Sunday, April 24, 2016

The Post-Game - Ryse: Son of Rome

Hack. Slash. Shield bash. Repeat. That's Ryse: Son of Rome in a nutshell. The more I tried to objectively assemble a list of positives and negatives, the more I realized that Ryse has little unique to offer (those graphics, though!). However, there is real promise in several areas, and I had fun in an arcade-y way. Ryse is worth a purchase at 75% off or more, but certainly not at full price.
What's to like:

The graphics for sure. If you have a killer rig and want an awesome-looking game to showcase your hardware, this is your game. The developers didn't phone in the backdrops, either: the vistas are huge, the backdrops extensive. The undergrowth in Britain is deep, detailed and lush. The water looks like real water, not shiny, shifting, reflective plastic. Character detail is superb, though facial animations still look just a bit stiff.
+ The voice acting is great, and carries the game at many points. Everyone delivers a superb performance (player-character Marius and npc Vitallion are both stand-outs).
+ The story has emotional impact, though if you're at all a fan of the time-period, the careless mixing of old and new legends will probably annoy instead of satisfy. Still, it's enough to keep you moving forward.
+ The soundtrack is a decent emulation of Zimmer's Gladiator score (not surprising).
+ The combat is slick and swift, and easy for newcomers.
+ A lot of effort clearly went into designing the two-player co-operative multiplayer; there are at least a dozen maps and four game modes. It's a lot of fun to team up with someone and slay enemies in the arena, but matchmaking is not that good at the moment, if a match can be found at all.
+ Well-optimized (for Radeon, anyway). In an era of increasingly shoddy PC ports, Ryse ran great on my moderate hardware (A10 6800k + 2GB R7 260X); I averaged around 50fps @1080p Medium settings.
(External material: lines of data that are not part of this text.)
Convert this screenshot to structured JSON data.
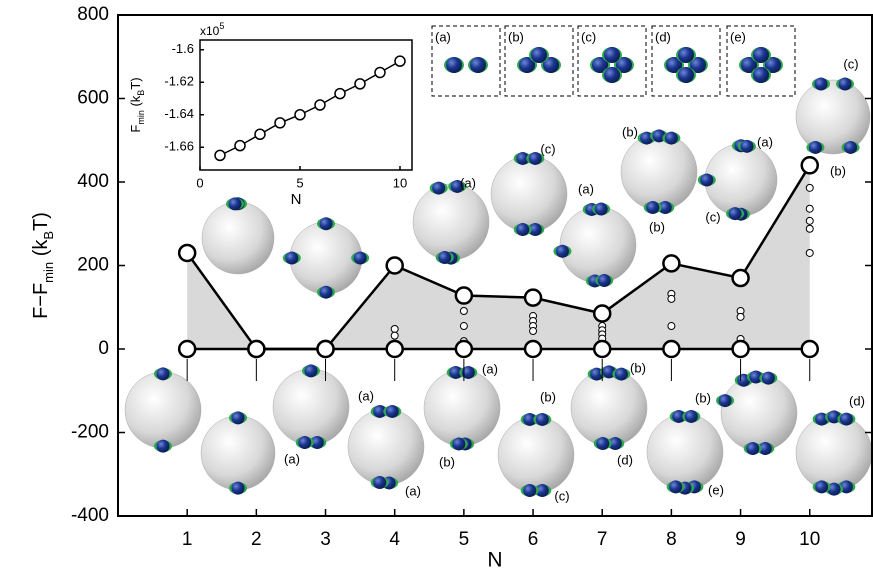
{
  "chart_data": [
    {
      "type": "line",
      "x_label": "N",
      "y_label_parts": [
        "F−F",
        "min",
        " (k",
        "B",
        "T)"
      ],
      "x": [
        1,
        2,
        3,
        4,
        5,
        6,
        7,
        8,
        9,
        10
      ],
      "series": [
        {
          "color": "#000000",
          "values": [
            230,
            0,
            0,
            200,
            128,
            123,
            85,
            205,
            170,
            440
          ]
        },
        {
          "color": "#000000",
          "values": [
            0,
            0,
            0,
            0,
            0,
            0,
            0,
            0,
            0,
            0
          ]
        }
      ],
      "fill_color": "#d9d9d9",
      "other_states": {
        "x": [
          4,
          4,
          5,
          5,
          5,
          6,
          6,
          6,
          6,
          7,
          7,
          7,
          7,
          8,
          8,
          8,
          9,
          9,
          9,
          10,
          10,
          10,
          10,
          10
        ],
        "values": [
          48,
          32,
          91,
          55,
          19,
          79,
          67,
          55,
          43,
          55,
          45,
          35,
          25,
          132,
          120,
          55,
          91,
          77,
          24,
          386,
          336,
          307,
          288,
          230
        ]
      },
      "xlim": [
        0,
        10.9
      ],
      "ylim": [
        -400,
        800
      ],
      "xticks": [
        1,
        2,
        3,
        4,
        5,
        6,
        7,
        8,
        9,
        10
      ],
      "yticks": [
        -400,
        -200,
        0,
        200,
        400,
        600,
        800
      ],
      "structure_labels": [
        "(a)",
        "(b)",
        "(c)",
        "(d)",
        "(e)"
      ]
    },
    {
      "type": "line",
      "x_label": "N",
      "y_label_parts": [
        "F",
        "min",
        " (k",
        "B",
        "T)"
      ],
      "multiplier_parts": [
        "x10",
        "5"
      ],
      "x": [
        1,
        2,
        3,
        4,
        5,
        6,
        7,
        8,
        9,
        10
      ],
      "series": [
        {
          "color": "#000000",
          "values": [
            -1.665,
            -1.659,
            -1.652,
            -1.645,
            -1.64,
            -1.634,
            -1.627,
            -1.621,
            -1.614,
            -1.607
          ]
        }
      ],
      "xlim": [
        0,
        10.6
      ],
      "ylim": [
        -1.674,
        -1.594
      ],
      "xticks": [
        0,
        5,
        10
      ],
      "yticks": [
        -1.6,
        -1.62,
        -1.64,
        -1.66
      ]
    }
  ]
}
And now, the not-so-awesome stuff.
-  Linear as hell. Rome may look awesome in the distance, but you can't go there.
-  While the story works, even the slightest bit of historical research will reveal there is nothing even approaching “accuracy”. If you were hoping for a cool Roman-era hack'n slash, you'll get it. Historically accurate? Nope. Just a mix of the cool stuff.
-  No real large-scale payoff to the story. Marius has closure, no question. But the larger implications including that he was somehow an instrument of the gods – are never addressed. We just get these god-figures who appear at the end (and are glimpsed throughout) with some decent speeches about purpose, rules, and Rome, and that's it.
-  Combat is limited and repetitive. Hack, slash, shield-bash, repeat. Maybe dodge here and there. It definitely bored me by the sixth chapter (out of eight). A missed opportunity to maybe dual-wield swords, or have a spear and shield, but nope. A sword and shield the entire game.
-  Staying with combat for a minute, finishing moves are a QTE-fest. I don't mean every few minutes; every other second you're performing some kind of QTE. I suppose this was easier than programming more complicated forms of combat.
-  I loved some of the contextual battle choices – where to deploy your archers, advancing on a line of archers in the testudo formation. But these are under-used, and offer little variation.
-  Upgrade skills are ridiculously cheap. I've played enough of the Batman Arkham games to be able to string together a 35-hit combo without much trouble. A big enough combo and correctly-completed QTEs grants tons of “honor” points that are used to level up. If the game were harder, upgrading would have meant more...
-  ...perhaps. Aside from new execution animations, the upgrades didn't seem to have much effect.


Ryse: Son of Rome is a linear hack'n slash that will satisfy in short bursts, but anyone looking for deep gameplay and customization will be disappointed. The potential is there to be something truly great, but sadly that potential remains unrealized.